The Kabukicho neighborhood of downtown Tokyo’s Shinjuku Ward is the city’s largest bar district, with many establishments staying open all night long until the trains start running the next morning. A late night of getting liquored-up took a deadly turn last weekend, though, according to the Tokyo Metropolitan Police and eyewitnesses.
At around 1:20 in the morning on Sunday, a 33-year-old French man was out on the sidewalk in Kabukicho’s Icchome section. Witnesses say the man, visibly intoxicated, approached a woman he was not acquainted with and began following her, prompting a verbal altercation between the two. It was then that Akihiko Nogami, a 67-year-old Japanese man, stepped in, trying to get the French man to leave the woman alone. The French man, apparently taking issue with the attempted intervention, responded by shoving Nogami with both hands, causing him to fall and violently hit his head on the ground.
Nogami was rushed to a hospital, where he was diagnosed with acute subdural hematoma, a type of internal bleeding where blood collects between the brain and skull. Passersby subdued the French man and called the police, who placed him under arrest for assault. Those charges have now been revised to manslaughter following Nogami’s subsequent death in the hospital.
Reports describe the French man as a company employee living in Tokyo’s Nakano Ward, indicating that he’s a resident of Japan, not an overseas tourist. He claims to have “absolutely no memory of the incident” and is denying the charges.

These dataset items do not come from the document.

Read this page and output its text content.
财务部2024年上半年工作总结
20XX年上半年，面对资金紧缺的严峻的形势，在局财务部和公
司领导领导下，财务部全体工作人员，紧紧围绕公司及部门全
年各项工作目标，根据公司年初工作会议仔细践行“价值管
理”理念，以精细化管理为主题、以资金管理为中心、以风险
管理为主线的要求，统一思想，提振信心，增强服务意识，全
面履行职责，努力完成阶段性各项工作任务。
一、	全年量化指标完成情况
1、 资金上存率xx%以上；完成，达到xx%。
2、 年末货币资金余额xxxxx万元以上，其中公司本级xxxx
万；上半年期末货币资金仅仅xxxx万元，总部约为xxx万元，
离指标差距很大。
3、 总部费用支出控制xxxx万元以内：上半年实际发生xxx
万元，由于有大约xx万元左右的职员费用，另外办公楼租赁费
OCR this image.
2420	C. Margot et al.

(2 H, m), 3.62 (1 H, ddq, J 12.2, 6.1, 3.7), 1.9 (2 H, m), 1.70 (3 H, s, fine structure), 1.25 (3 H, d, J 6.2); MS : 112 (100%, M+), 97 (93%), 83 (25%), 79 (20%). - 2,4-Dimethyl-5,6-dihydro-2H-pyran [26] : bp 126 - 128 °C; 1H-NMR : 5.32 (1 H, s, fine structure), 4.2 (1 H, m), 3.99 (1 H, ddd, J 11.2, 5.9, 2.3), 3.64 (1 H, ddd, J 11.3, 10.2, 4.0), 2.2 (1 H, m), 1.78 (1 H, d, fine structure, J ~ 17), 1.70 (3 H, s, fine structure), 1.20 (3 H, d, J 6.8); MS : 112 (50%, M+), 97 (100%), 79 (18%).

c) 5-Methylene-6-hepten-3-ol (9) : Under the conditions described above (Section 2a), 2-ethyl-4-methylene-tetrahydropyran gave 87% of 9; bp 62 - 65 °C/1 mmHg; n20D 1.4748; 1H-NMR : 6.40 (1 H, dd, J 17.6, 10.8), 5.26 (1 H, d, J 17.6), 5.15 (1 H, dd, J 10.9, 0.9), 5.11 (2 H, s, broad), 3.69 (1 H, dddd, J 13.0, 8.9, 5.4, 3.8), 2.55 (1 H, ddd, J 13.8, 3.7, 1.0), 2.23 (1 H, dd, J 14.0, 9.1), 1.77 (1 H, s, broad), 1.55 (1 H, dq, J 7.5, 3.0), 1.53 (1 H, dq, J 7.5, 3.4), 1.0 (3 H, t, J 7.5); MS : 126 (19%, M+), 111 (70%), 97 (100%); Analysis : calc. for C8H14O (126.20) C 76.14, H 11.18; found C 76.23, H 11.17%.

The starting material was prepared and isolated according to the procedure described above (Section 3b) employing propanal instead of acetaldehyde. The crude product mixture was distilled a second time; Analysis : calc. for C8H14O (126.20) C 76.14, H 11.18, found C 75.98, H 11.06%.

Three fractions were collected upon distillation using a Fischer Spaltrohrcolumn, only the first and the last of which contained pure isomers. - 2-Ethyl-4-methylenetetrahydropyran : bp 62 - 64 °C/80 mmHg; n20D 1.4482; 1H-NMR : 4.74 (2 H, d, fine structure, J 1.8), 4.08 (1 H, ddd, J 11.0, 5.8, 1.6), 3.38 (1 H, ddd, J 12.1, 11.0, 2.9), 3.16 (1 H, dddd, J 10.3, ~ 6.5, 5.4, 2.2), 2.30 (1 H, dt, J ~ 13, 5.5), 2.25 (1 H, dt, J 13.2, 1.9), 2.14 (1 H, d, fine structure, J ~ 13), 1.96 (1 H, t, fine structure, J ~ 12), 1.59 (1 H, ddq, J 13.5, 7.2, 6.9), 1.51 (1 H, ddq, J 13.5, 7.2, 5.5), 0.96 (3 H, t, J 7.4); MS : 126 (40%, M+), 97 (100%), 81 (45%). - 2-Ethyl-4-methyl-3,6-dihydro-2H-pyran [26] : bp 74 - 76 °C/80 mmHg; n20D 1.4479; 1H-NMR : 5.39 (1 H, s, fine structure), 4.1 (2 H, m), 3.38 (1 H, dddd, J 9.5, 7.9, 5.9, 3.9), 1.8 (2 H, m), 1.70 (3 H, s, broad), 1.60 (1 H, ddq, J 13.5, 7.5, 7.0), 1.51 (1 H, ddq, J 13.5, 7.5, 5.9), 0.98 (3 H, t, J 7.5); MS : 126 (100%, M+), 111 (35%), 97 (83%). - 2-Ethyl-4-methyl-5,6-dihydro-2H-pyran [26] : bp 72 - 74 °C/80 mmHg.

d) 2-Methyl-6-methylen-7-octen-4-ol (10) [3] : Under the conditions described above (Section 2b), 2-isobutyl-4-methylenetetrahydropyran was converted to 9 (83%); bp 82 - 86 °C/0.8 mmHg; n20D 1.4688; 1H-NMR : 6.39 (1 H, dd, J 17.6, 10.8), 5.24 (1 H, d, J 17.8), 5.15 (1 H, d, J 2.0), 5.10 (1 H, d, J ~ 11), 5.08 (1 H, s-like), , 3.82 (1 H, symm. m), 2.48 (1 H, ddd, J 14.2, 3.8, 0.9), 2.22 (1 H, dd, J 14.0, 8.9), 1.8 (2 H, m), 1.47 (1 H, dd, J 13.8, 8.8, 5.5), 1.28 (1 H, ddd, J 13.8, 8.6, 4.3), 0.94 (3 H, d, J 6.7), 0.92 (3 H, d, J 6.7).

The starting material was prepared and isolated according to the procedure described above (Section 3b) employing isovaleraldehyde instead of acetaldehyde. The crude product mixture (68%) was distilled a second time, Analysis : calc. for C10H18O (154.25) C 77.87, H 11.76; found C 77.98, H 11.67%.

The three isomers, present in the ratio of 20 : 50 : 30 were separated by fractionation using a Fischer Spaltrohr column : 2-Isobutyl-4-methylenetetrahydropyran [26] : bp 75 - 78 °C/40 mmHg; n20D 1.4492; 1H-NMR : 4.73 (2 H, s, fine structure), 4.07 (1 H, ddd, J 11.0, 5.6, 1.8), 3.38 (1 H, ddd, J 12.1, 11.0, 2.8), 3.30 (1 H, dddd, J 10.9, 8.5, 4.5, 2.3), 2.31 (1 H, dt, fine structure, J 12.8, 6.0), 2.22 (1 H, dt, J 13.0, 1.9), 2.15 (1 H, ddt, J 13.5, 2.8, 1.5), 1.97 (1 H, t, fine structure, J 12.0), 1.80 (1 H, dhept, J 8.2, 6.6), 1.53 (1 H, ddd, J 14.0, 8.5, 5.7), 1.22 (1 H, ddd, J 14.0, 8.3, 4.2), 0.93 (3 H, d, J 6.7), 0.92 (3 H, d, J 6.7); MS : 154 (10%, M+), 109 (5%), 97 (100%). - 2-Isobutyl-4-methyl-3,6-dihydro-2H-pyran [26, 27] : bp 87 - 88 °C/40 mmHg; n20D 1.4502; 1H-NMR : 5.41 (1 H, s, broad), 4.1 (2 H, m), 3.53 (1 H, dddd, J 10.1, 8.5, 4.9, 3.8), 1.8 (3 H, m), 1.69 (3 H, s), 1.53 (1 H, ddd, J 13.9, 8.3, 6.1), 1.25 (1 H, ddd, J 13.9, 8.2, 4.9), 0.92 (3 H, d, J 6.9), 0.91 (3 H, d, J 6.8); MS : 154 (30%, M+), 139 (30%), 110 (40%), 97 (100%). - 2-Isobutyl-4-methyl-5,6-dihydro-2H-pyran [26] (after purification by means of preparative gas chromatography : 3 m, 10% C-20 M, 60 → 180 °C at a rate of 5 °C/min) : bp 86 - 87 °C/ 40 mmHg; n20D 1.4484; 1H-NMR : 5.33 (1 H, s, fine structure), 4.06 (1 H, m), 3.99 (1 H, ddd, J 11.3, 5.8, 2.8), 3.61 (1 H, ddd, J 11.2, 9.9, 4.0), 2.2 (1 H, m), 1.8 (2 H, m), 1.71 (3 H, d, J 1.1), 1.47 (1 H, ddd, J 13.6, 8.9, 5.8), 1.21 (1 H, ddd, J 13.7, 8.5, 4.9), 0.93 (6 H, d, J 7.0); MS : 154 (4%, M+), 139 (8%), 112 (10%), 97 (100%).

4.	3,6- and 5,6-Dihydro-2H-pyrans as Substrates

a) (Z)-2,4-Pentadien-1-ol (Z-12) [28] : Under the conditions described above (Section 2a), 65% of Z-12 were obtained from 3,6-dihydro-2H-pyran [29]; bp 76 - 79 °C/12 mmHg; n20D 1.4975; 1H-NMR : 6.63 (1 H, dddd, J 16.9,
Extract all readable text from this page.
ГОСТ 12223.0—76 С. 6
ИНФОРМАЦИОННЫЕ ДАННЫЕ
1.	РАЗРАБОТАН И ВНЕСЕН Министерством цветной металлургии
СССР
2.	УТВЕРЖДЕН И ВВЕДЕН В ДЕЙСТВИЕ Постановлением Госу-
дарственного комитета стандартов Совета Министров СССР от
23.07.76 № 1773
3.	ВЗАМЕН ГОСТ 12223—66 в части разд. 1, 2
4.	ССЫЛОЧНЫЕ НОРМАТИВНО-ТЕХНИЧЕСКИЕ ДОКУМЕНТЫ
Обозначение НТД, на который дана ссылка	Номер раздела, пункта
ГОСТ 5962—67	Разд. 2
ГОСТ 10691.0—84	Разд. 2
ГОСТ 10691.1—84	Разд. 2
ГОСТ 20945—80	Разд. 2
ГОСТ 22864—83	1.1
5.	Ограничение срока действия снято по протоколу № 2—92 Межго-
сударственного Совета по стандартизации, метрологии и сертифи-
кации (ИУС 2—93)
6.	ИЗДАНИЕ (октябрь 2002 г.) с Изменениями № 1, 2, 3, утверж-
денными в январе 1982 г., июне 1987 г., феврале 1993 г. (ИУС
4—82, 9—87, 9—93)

Though Kabukicho has a reputation as one of the seedier parts of Tokyo, on-the-street violence and deaths are few and far between. Likewise, while there have been a number of high-profile incidents of inappropriate behavior by foreign nationals in Japan over the past few months, cases of foreign nationals assaulting Japanese citizens are rare, and incidents that lead to death are especially so, and so prosecutors are unlikely to be clement.